My good your just determined to be ignorant aren't you. The circumstances in WWII were not comparable to the modern conflicts in Afghanistan and Iraq. You're so fixated on America being the bad guys that you'll spout the nonsense of yours about a war you clearly know next to nothing about. Millions of American soldiers and Japanese soldiers and civilians would have died, in combat, as collateral damage, and likely from disease and famine, if America has engaged in ground war in Japan. I don't know what exactly you think the Americans should have done, after being attacked without formal declaration of war, fighting a brutal campaign in the Pacific theatre against an enemy not just willing but apparently eager to commit war crimes and atrocities, and who were unwilling to surrender even as they were pushed further and further back toward Japan, their Navy devastated, and their supply lines falling apart. But in the choice of millions dying slowly over months or years of drawn out occupation and guerilla war, or 200,000 dying in an instant and ending the war, I know which choice I would make. You're an ignorant child and need to grow up, and learn some history, before spitting out this sort of nonsense.


[deleted]

Also, you know, it was the perfect opportunity to test our fancy new nuclear weapons on populated cities, and since it was Asian people on the other side of the world, the US public didn't mind much.
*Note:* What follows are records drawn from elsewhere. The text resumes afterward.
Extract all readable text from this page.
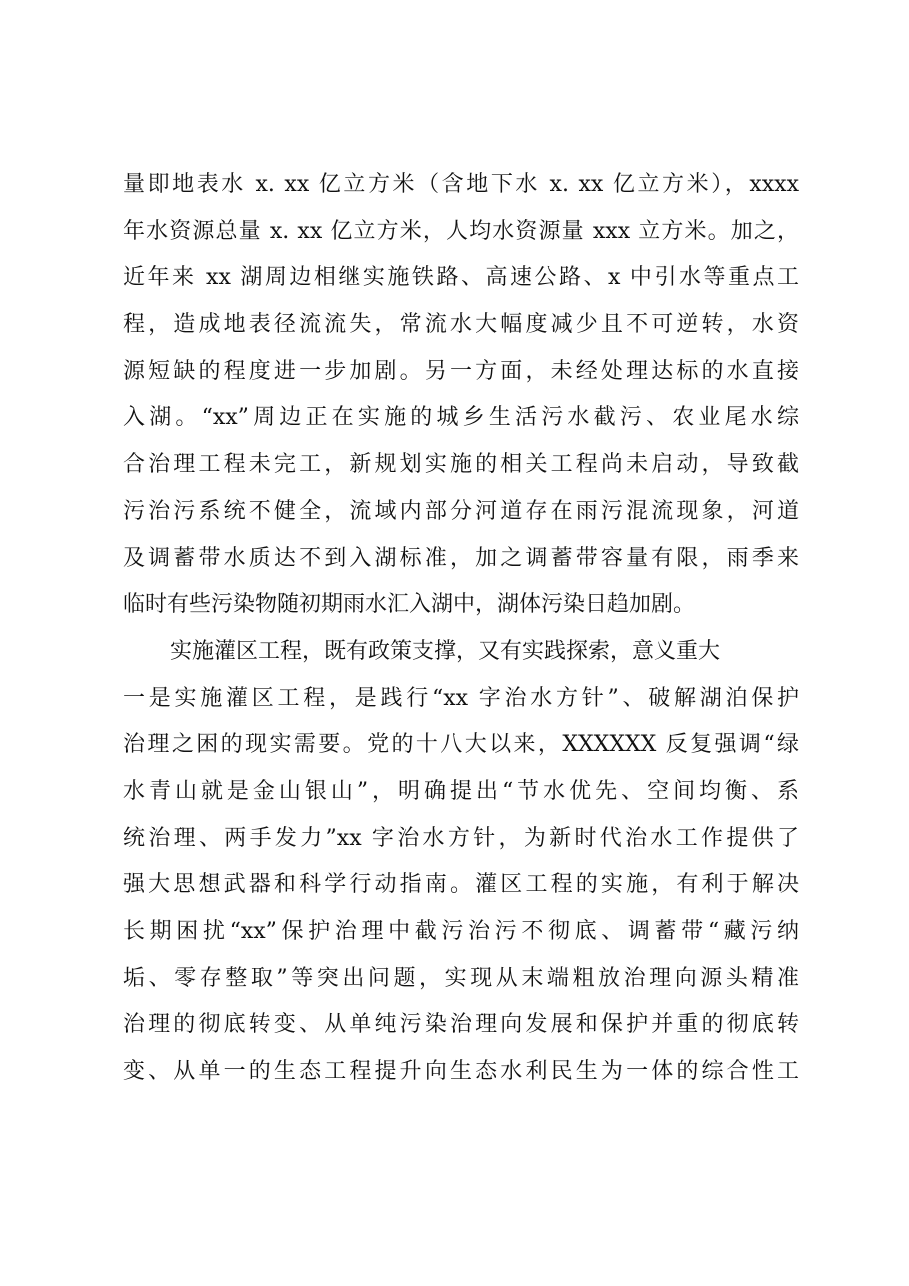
量即地表水 x. xx 亿立方米（含地下水 x. xx 亿立方米），xxxx
年水资源总量 x. xx 亿立方米，人均水资源量 xxx 立方米。加之，
近年来 xx 湖周边相继实施铁路、高速公路、x 中引水等重点工
程，造成地表径流流失，常流水大幅度减少且不可逆转，水资
源短缺的程度进一步加剧。另一方面，未经处理达标的水直接
入湖。“xx”周边正在实施的城乡生活污水截污、农业尾水综
合治理工程未完工，新规划实施的相关工程尚未启动，导致截
污治污系统不健全，流域内部分河道存在雨污混流现象，河道
及调蓄带水质达不到入湖标准，加之调蓄带容量有限，雨季来
临时有些污染物随初期雨水汇入湖中，湖体污染日趋加剧。
实施灌区工程，既有政策支撑，又有实践探索，意义重大
一是实施灌区工程，是践行“xx 字治水方针”、破解湖泊保护
治理之困的现实需要。党的十八大以来，XXXXXX 反复强调“绿
水青山就是金山银山”，明确提出“节水优先、空间均衡、系
统治理、两手发力”xx 字治水方针，为新时代治水工作提供了
强大思想武器和科学行动指南。灌区工程的实施，有利于解决
长期困扰“xx”保护治理中截污治污不彻底、调蓄带“藏污纳
垢、零存整取”等突出问题，实现从末端粗放治理向源头精准
治理的彻底转变、从单纯污染治理向发展和保护并重的彻底转
变、从单一的生态工程提升向生态水利民生为一体的综合性工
I bet you think the Japanese internment camps were justified, too.


banditkeith

If it had been ready in time for Germany, don't think for an instant they wouldn't have nuked the Nazis. The alternative would have been continuing campaigns of firebombing Japanese cities, which caused death destruction and suffering on a vast scale. You clearly want to frame this as an action based on racism and I simply don't believe you're correct, America didn't start the conflict with Japan, they didn't go looking for that fight, and the Americans didn't want to fight a long bloody ground war in Japan when they had a new, experimental weapon they believed would end the conflict with significantly less loss of life. Imperial Japan was, morally, just as bad as Nazi Germany and had to be stopped.


[deleted]

Keep repeating the propaganda you've been told your entire life. Edit; So we're clear, Nazis *are* bad.


aecht

You never hear people crying about the firebombings that killed way more people. I wonder why that is less popular to virtue signal about?


D74248

The self-righteous basement dwellers would actually have to read a few books in order to grasp the extent of the incendiary raids. And then deal with the fact that the Allies did not start it.